Palladium-nickel films evaporated in UHV on room temperature substrates form alloys of good bulk homogeneity as indicated by X-ray diffraction. The average composition of the outermost 3 to 5 atom layers has been determined from the intensities of the high energy 848 eV nickel and 330 eV palladium Auger electrons. This average composition is in close agreement with the bulk composition determined by X-ray diffraction, X-ray fluorescence and atomic absorption spectrophotometry. If the nickel concentration is determined from the intensity of the low energy 61 eV nickel Auger electrons, when the analysis refers more critically to the first 1 to 3 atom layers, then a surface enrichment of palladium is indicated for all alloy compositions. From the decrease in the relative intensities of the low energy and high energy nickel Auger electrons with increasing palladium concentration it may be deduced that the enrichment of palladium in the first atom layer is higher than in the second and third layers and that a complete monolayer of palladium is formed for bulk concentrations of 65 at% or more. The experimental observations are in qualitative agreement with theoretical predictions of surface composition from bulk thermodynamic data.
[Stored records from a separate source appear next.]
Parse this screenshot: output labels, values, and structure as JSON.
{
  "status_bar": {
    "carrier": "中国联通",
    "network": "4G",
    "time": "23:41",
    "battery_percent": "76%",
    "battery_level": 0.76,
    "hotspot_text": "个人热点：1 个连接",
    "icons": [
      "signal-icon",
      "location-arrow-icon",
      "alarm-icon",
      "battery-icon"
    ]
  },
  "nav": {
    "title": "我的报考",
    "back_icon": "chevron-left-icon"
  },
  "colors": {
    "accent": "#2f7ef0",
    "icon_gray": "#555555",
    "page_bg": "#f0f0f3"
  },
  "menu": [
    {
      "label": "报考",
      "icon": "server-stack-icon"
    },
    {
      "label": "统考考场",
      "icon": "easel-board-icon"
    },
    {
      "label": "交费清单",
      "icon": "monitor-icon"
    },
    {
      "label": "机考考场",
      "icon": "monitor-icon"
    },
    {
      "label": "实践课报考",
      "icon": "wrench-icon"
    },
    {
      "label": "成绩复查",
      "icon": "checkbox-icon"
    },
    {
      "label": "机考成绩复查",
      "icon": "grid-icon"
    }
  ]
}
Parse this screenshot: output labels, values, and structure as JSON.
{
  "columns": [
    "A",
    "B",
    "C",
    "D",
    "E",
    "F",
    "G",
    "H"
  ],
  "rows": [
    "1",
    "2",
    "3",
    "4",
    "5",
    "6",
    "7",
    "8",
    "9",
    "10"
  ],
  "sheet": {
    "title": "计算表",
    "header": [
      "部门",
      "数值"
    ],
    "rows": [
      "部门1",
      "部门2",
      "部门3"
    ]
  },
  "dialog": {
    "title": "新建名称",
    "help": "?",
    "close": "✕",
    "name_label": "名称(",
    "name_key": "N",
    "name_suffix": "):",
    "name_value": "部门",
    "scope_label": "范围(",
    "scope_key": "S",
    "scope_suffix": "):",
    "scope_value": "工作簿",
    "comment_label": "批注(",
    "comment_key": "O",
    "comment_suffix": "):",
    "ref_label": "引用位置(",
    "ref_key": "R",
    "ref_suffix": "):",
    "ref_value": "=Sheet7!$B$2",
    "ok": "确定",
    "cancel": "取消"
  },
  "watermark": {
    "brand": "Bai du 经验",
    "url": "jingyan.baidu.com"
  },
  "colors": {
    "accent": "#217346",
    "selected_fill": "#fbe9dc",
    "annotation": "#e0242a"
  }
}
The palladium-nickel alloys form a range of surface compositions which can be controlled by changing the bulk composition and which are useful for studying catalytic activity as a function of composition. The alloy films are stable under electron irradiation in the AES analysis in UHV but air exposed films analysed in a residual pressure of 1.3 microPa water vapour show a decrease in palladium surface concentration on irradiation indicating a diffusion of nickel to the surface to form an overlayer of nickel oxide.